In the old tradition, this is an arranged marriage. The bridegroom is a Houston engineer, meeting the bride for the first time just a few days before the wedding. Each day is punctuated with another party (the blessing of the couple, a women's party) even as preparations for the lavish wedding ceremony and feast are underway. Marigolds, the wedding flower, hang in garlands everywhere. A waterproof wedding tent must be built. It's enough to strain the resources of the father of the bride.
But modern social mores intrude on the old traditions. The bride has been having an affair with her married boss whom she has not quite put behind her. As attractive as her betrothed is, she slips off for a rendezvous with her paramour, one that seems destined for dire consequences. Nair deftly turns the tables and transforms the incident into satirical comedy. Indeed, she litters the story with small observations of Delhi life and behaviors, sketching in suggestions of the changes that challenge tradition--snippets of Indian TV, bridging shots of Delhi street life (especially effective to see as monsoon rains pour down like Niagara), a sari shop, Pimmi sneaking a smoke in the bathroom.
The bride's younger brother loves to dance and wants to be a chef, to which his father is adamantly opposed; Lalit wants to send him to boarding school where they will toughen him up.

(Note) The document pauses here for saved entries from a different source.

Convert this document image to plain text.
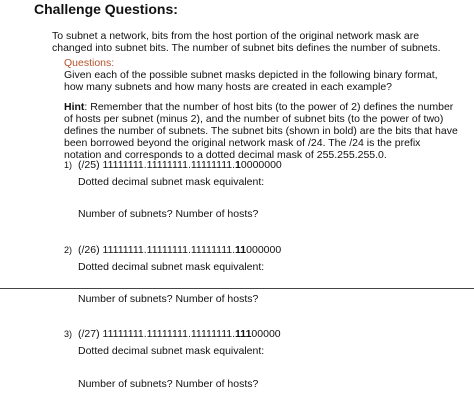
Challenge Questions:
To subnet a network, bits from the host portion of the original network mask are changed into subnet bits. The number of subnet bits defines the number of subnets.
Questions:
Given each of the possible subnet masks depicted in the following binary format, how many subnets and how many hosts are created in each example?
Hint: Remember that the number of host bits (to the power of 2) defines the number of hosts per subnet (minus 2), and the number of subnet bits (to the power of two) defines the number of subnets. The subnet bits (shown in bold) are the bits that have been borrowed beyond the original network mask of /24. The /24 is the prefix notation and corresponds to a dotted decimal mask of 255.255.255.0.
1) (/25) 11111111.11111111.11111111.10000000
Dotted decimal subnet mask equivalent:
Number of subnets? Number of hosts?
2) (/26) 11111111.11111111.11111111.11000000
Dotted decimal subnet mask equivalent:
Number of subnets? Number of hosts?
3) (/27) 11111111.11111111.11111111.11100000
Dotted decimal subnet mask equivalent:
Number of subnets? Number of hosts?
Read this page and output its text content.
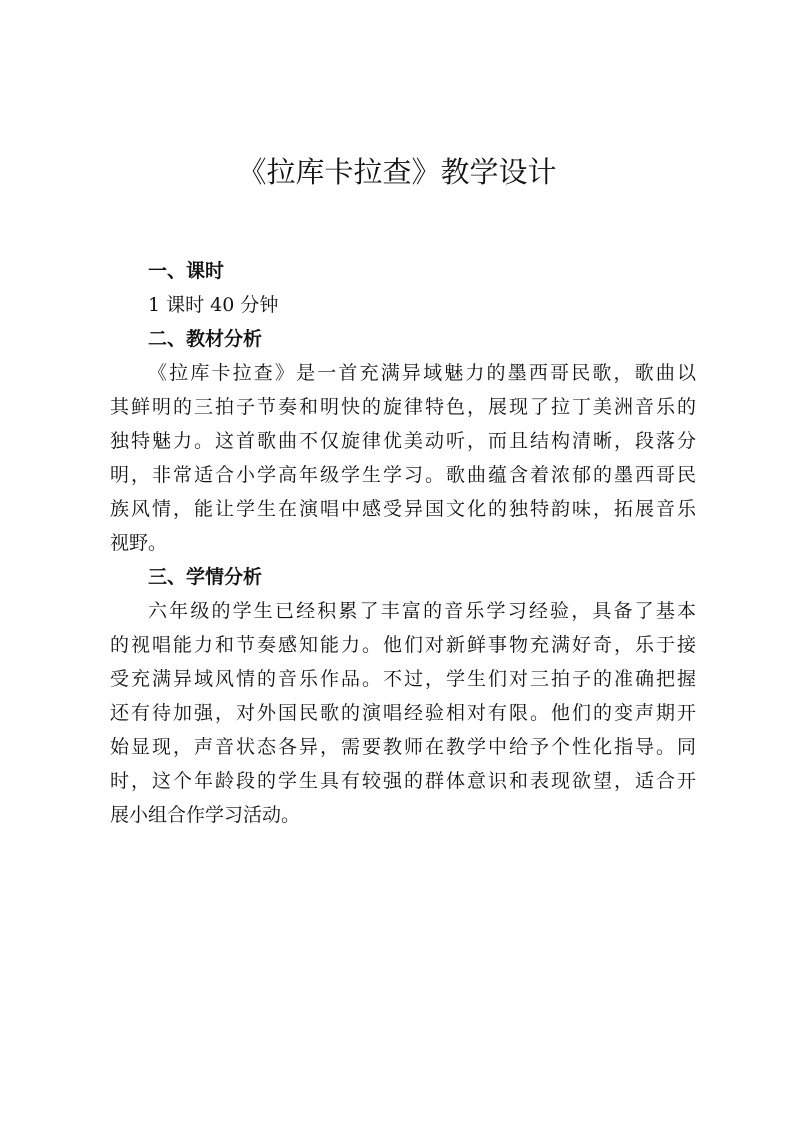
《拉库卡拉查》教学设计
一、课时
1 课时 40 分钟
二、教材分析
《拉库卡拉查》是一首充满异域魅力的墨西哥民歌，歌曲以
其鲜明的三拍子节奏和明快的旋律特色，展现了拉丁美洲音乐的
独特魅力。这首歌曲不仅旋律优美动听，而且结构清晰，段落分
明，非常适合小学高年级学生学习。歌曲蕴含着浓郁的墨西哥民
族风情，能让学生在演唱中感受异国文化的独特韵味，拓展音乐
视野。
三、学情分析
六年级的学生已经积累了丰富的音乐学习经验，具备了基本
的视唱能力和节奏感知能力。他们对新鲜事物充满好奇，乐于接
受充满异域风情的音乐作品。不过，学生们对三拍子的准确把握
还有待加强，对外国民歌的演唱经验相对有限。他们的变声期开
始显现，声音状态各异，需要教师在教学中给予个性化指导。同
时，这个年龄段的学生具有较强的群体意识和表现欲望，适合开
展小组合作学习活动。
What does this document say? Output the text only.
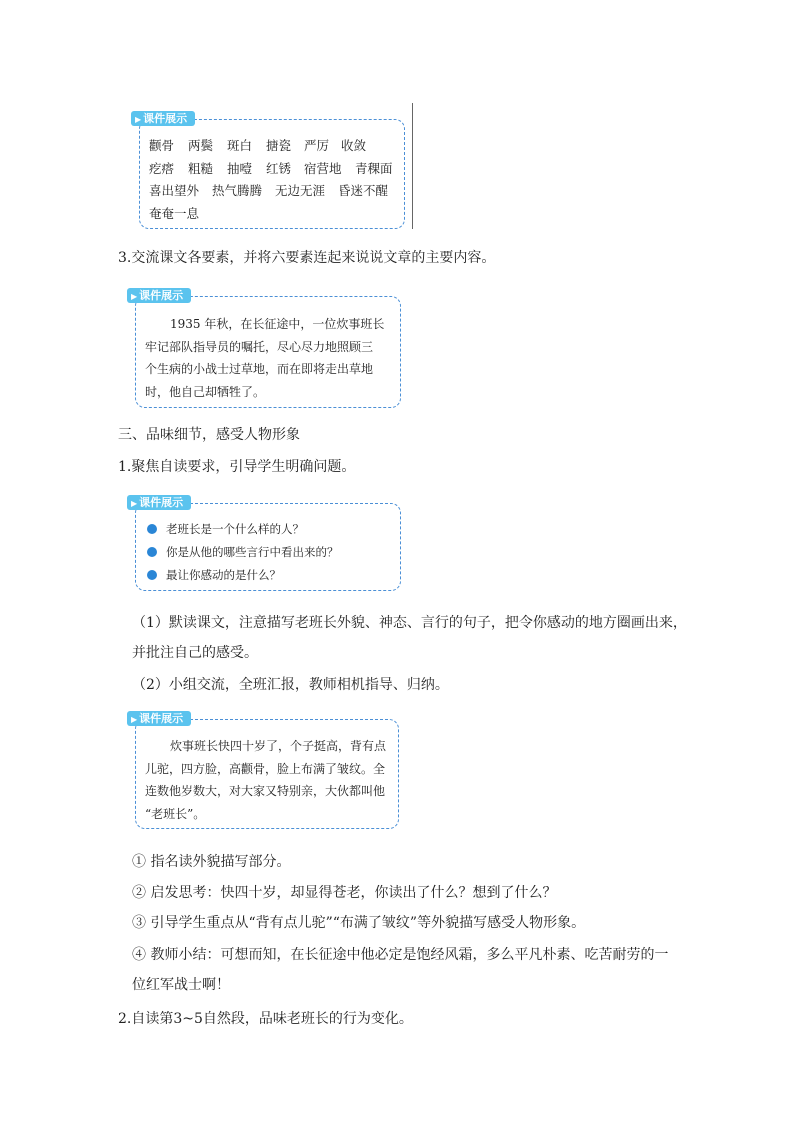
▶ 课件展示
颧骨 两鬓 斑白 搪瓷 严厉 收敛
疙瘩 粗糙 抽噎 红锈 宿营地 青稞面
喜出望外 热气腾腾 无边无涯 昏迷不醒
奄奄一息
3.交流课文各要素，并将六要素连起来说说文章的主要内容。
▶ 课件展示
1935 年秋，在长征途中，一位炊事班长
牢记部队指导员的嘱托，尽心尽力地照顾三
个生病的小战士过草地，而在即将走出草地
时，他自己却牺牲了。
三、品味细节，感受人物形象
1.聚焦自读要求，引导学生明确问题。
▶ 课件展示
老班长是一个什么样的人？
你是从他的哪些言行中看出来的？
最让你感动的是什么？
（1）默读课文，注意描写老班长外貌、神态、言行的句子，把令你感动的地方圈画出来，
并批注自己的感受。
（2）小组交流，全班汇报，教师相机指导、归纳。
▶ 课件展示
炊事班长快四十岁了，个子挺高，背有点
儿驼，四方脸，高颧骨，脸上布满了皱纹。全
连数他岁数大，对大家又特别亲，大伙都叫他
“老班长”。
① 指名读外貌描写部分。
② 启发思考：快四十岁，却显得苍老，你读出了什么？想到了什么？
③ 引导学生重点从“背有点儿驼”“布满了皱纹”等外貌描写感受人物形象。
④ 教师小结：可想而知，在长征途中他必定是饱经风霜，多么平凡朴素、吃苦耐劳的一
位红军战士啊！
2.自读第3~5自然段，品味老班长的行为变化。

A handsome cousin from Australia is attracted to another cousin. (Don't even try to keep all the cousins sorted out.) The officious "event manager" hired for the wedding is drawn to a servant girl and a parallel romance develops. Love is in the air, and so too is passion, not all of it appropriately placed. Nair injects a disturbing revelation of family history that comes to the fore as it threatens to repeat itself during these festivities. It adds drama to the situation and deepens the characterizations, particularly of Lalit and Pimmi.
The film repeatedly breaks out into music and singing as the celebratory side of the occasion manages to overcome the problematic. These are Nair's people and her love for them is manifest, as is the recognition of both the joys and difficulties of family life. She weaves incident and character, the specifics of these people's lives which provide the film verisimilitude. In a broader reach, though, she portrays universal experience. This story could be about an Italian family, a Jewish family, or a Zulu family; for all the cultural differences there is a commonality in the human experience and Nair nails it in Monsoon Wedding.
"Bollywood"--the huge Hindi film industry--is largely unknown to western moviegoers. Characterized by lavish productions, glitz, glamour, and melodrama, it has its own styles and filmic conventions. Music and dancing are integral to the genre. Nair uses the music and dancing and draws on other Bollywood conventions in her film such as the style of the romantic scenes. But Monsoon Wedding remains character-based and avoids slipping into saccharine sentimentality or soapy superficiality. Filmed in just thirty days, with hand held camera, it has immediacy and a sense of spontaneity which serve the story well. That Nair doesn't manage with the dexterity of an Altman to keep all the characters fully individualized and the relationships clear is a minor annoyance. Another Scotch, another song, and let the marigolds bloom.